The specifics for the supported pushdown of table joins varies for each data source, and therefore for each connector.

However, there are some generic conditions that must be met in order for a join to be pushed down:

• all predicates that are part of the join must be possible to be pushed down

• the tables in the join must be from the same catalog

You can verify if pushdown for a specific join is performed by looking at the EXPLAIN plan of the query. The explain plan does not show a Join operator, if the join is pushed down to the data source by the connector:

EXPLAIN SELECT c.custkey, o.orderkey
FROM orders o JOIN customer c ON c.custkey = o.custkey;


The following plan results from the PostgreSQL connector querying TPCH data in a PostgreSQL database. It does not show any Join operator as a result of the successful join push down.

Fragment 0 [SINGLE]
Output layout: [custkey, orderkey]
Output partitioning: SINGLE []
Output[custkey, orderkey]
│   Layout: [custkey:bigint, orderkey:bigint]
│   Estimates: {rows: ? (?), cpu: ?, memory: 0B, network: ?}
└─ RemoteSource[1]
Layout: [orderkey:bigint, custkey:bigint]

Fragment 1 [SOURCE]
Output layout: [orderkey, custkey]
Output partitioning: SINGLE []
TableScan[postgres:Query[SELECT l."orderkey" AS "orderkey_0", l."custkey" AS "custkey_1", r."custkey" AS "custkey_2" FROM (SELECT "orderkey", "custkey" FROM "tpch"."orders") l INNER JOIN (SELECT "custkey" FROM "tpch"."customer") r O
Layout: [orderkey:bigint, custkey:bigint]
Estimates: {rows: ? (?), cpu: ?, memory: 0B, network: 0B}
orderkey := orderkey_0:bigint:int8
custkey := custkey_1:bigint:int8


It is typically beneficial to push down a join. Pushing down a join can also increase the row count compared to the size of the input to the join. This may impact performance.

## Limit pushdown#

A LIMIT or FETCH FIRST clause reduces the number of returned records for a statement. Limit pushdown enables a connector to push processing of such queries of unsorted record to the underlying data source.

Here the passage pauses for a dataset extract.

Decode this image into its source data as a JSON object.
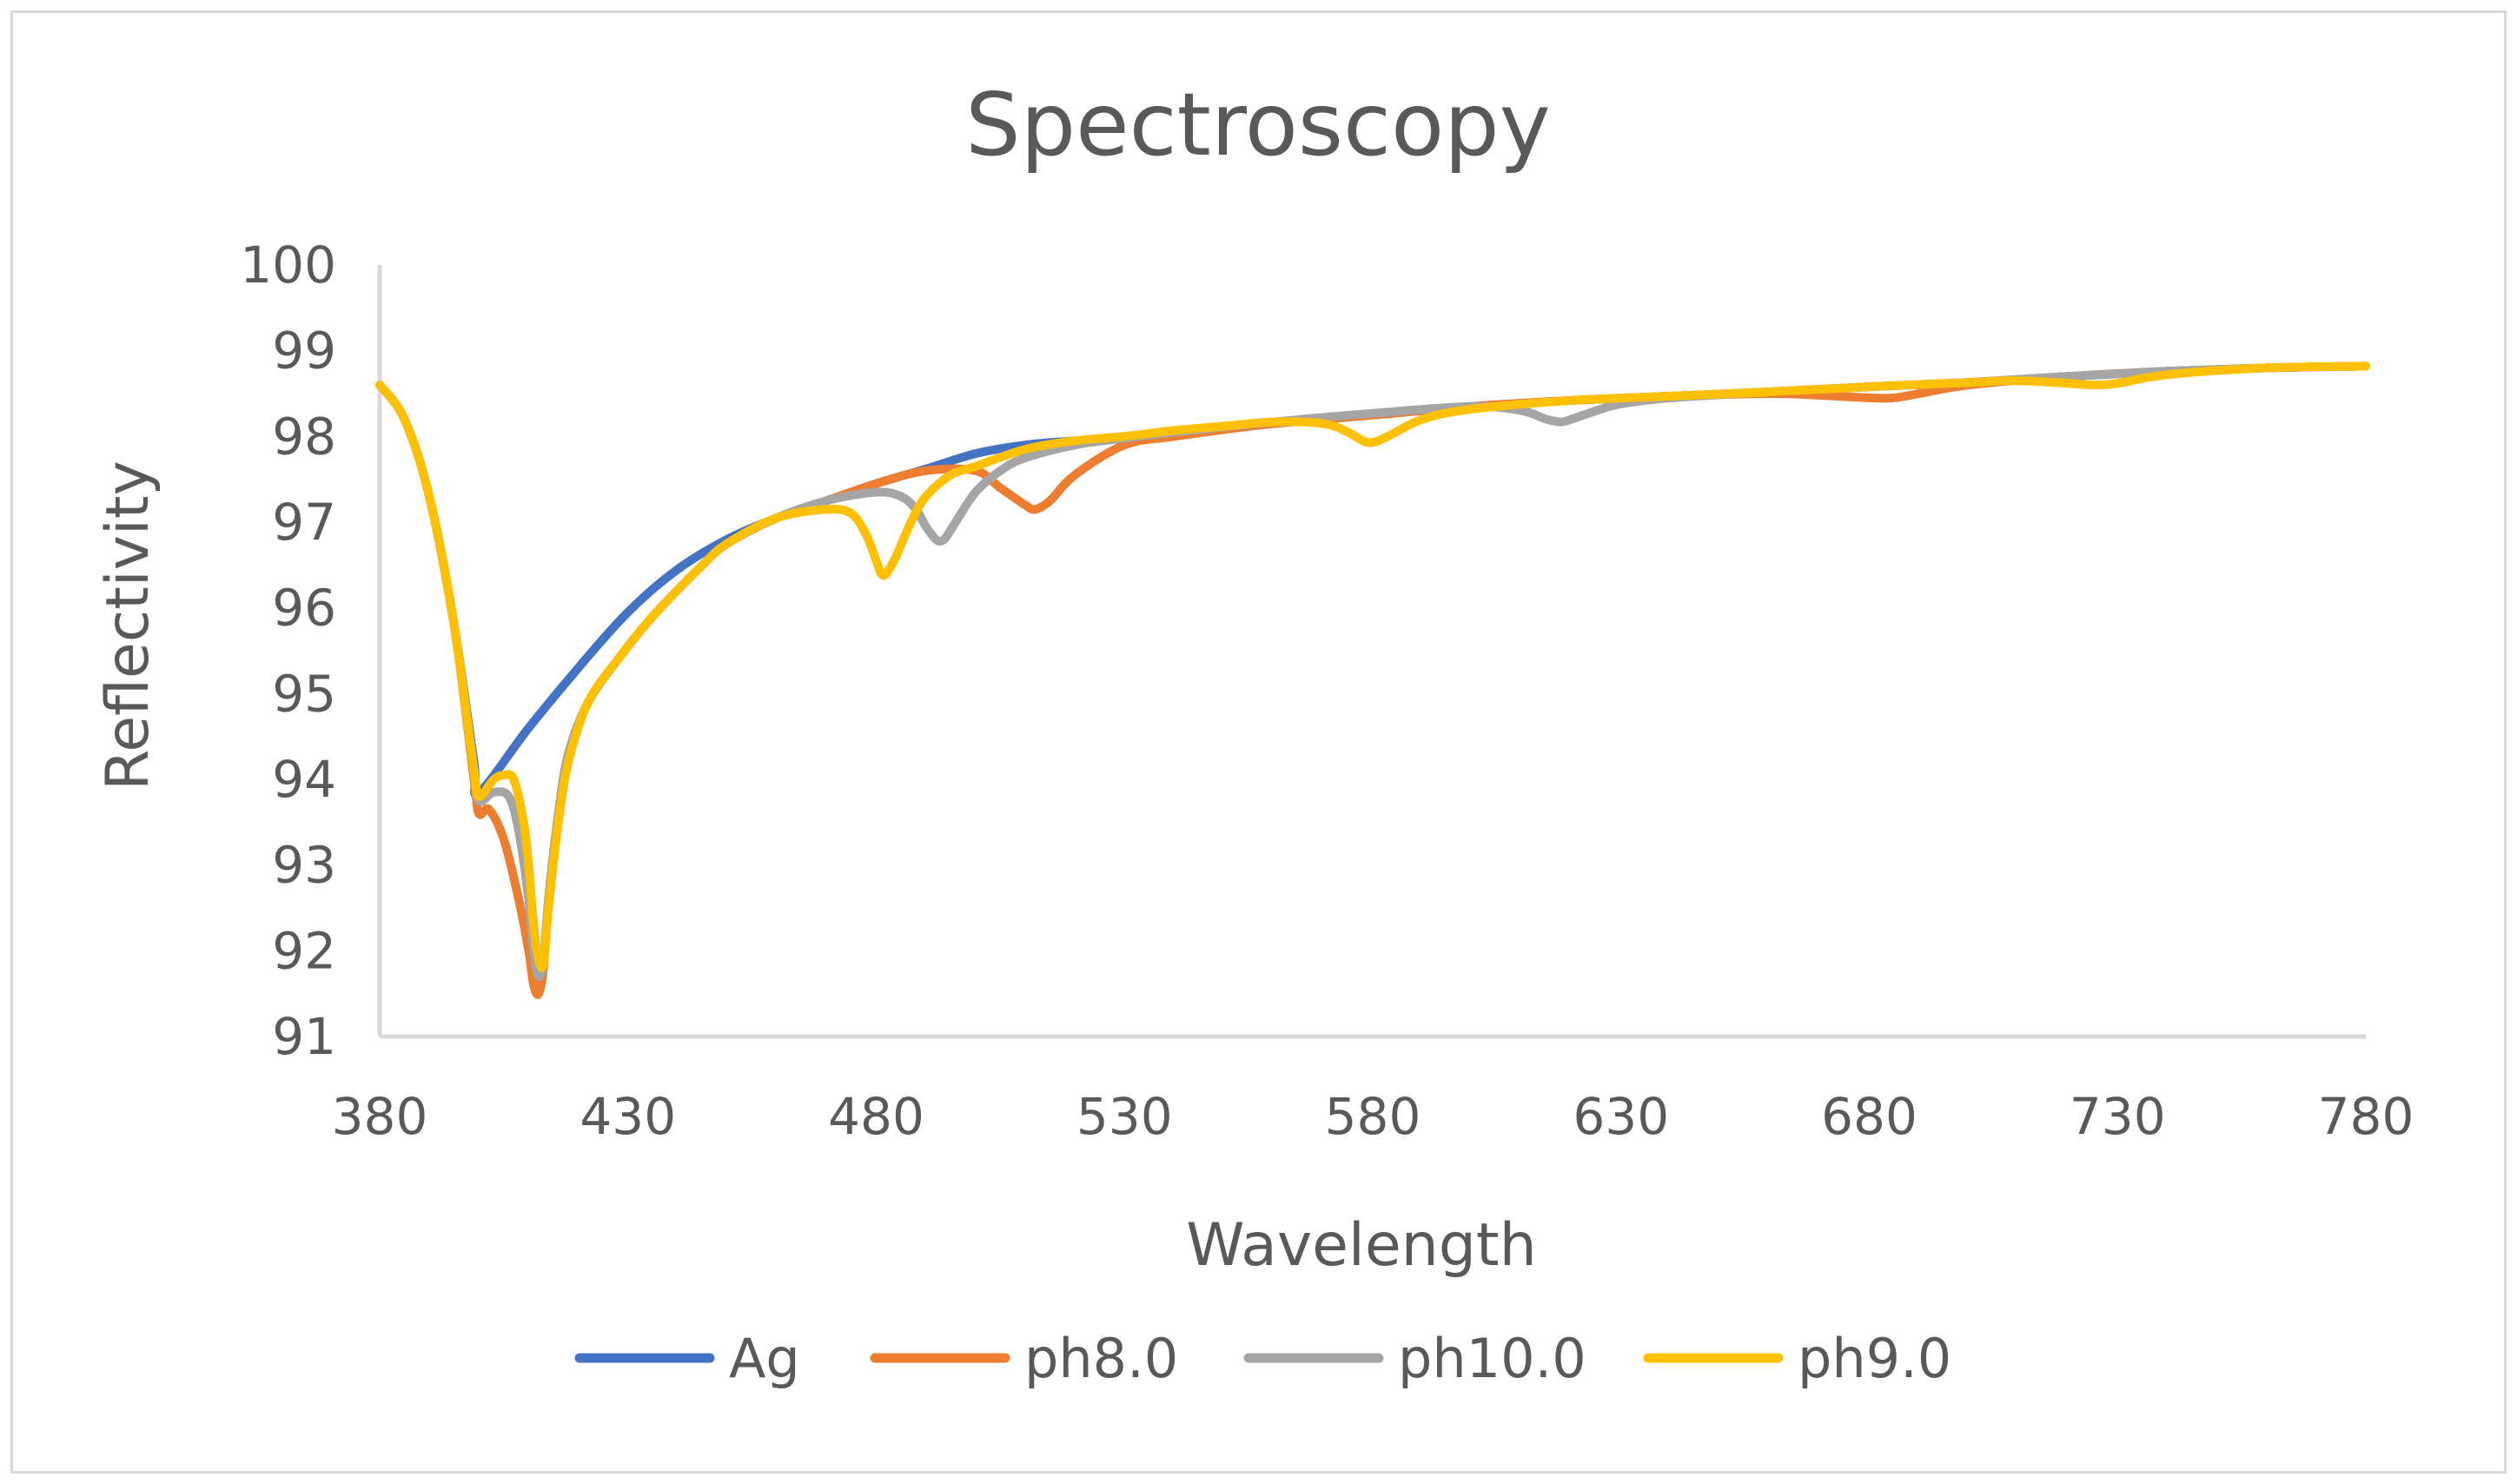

A pushdown of this clause can improve the performance of the query and significantly reduce the amount of data transferred from the data source to Trino.

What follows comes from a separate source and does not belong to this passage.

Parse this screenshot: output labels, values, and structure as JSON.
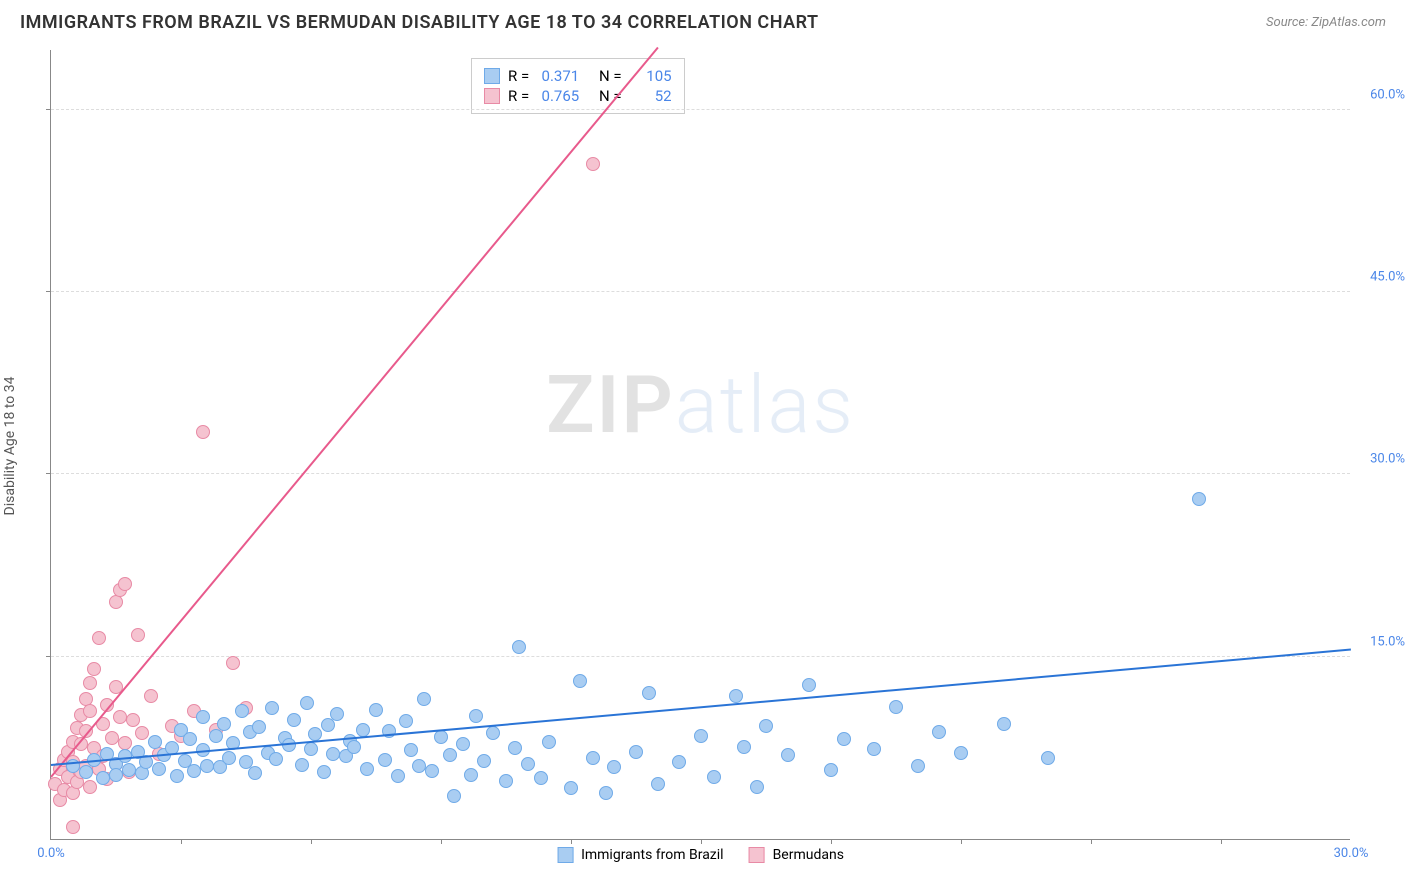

Queries include sections such as LIMIT N or FETCH FIRST N ROWS.

Implementation and support is connector-specific since different data sources have varying capabilities.

## Top-N pushdown#

The combination of a LIMIT or FETCH FIRST clause with an ORDER BY clause creates a small set of records to return out of a large sorted dataset. It relies on the order to determine which records need to be returned, and is therefore quite different to optimize compared to a Limit pushdown.

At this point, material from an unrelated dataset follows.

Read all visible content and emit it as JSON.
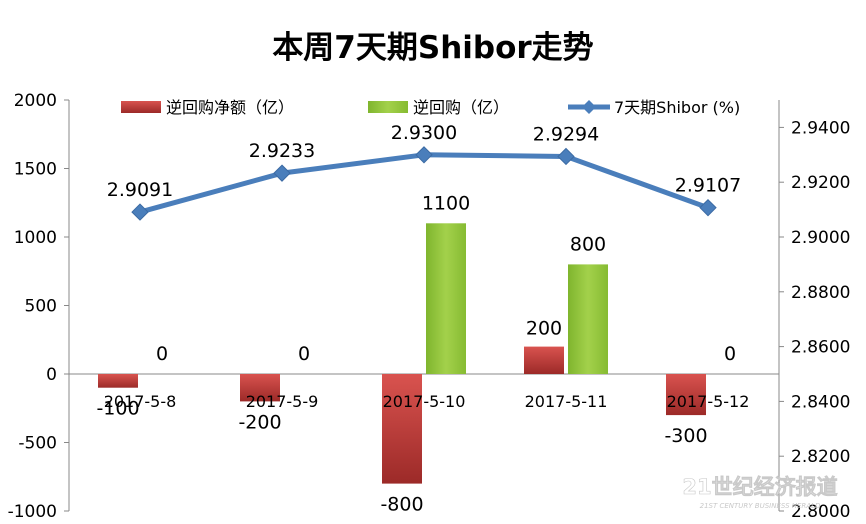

The pushdown for such a query is called a Top-N pushdown, since the operation is returning the top N rows. It enables a connector to push processing of such queries to the underlying data source, and therefore significantly reduces the amount of data transferred to and processed by Trino.

Queries include sections such as ORDER BY ... LIMIT N or ORDER BY ... FETCH FIRST N ROWS.

Implementation and support is connector-specific since different data sources support different SQL syntax and processing.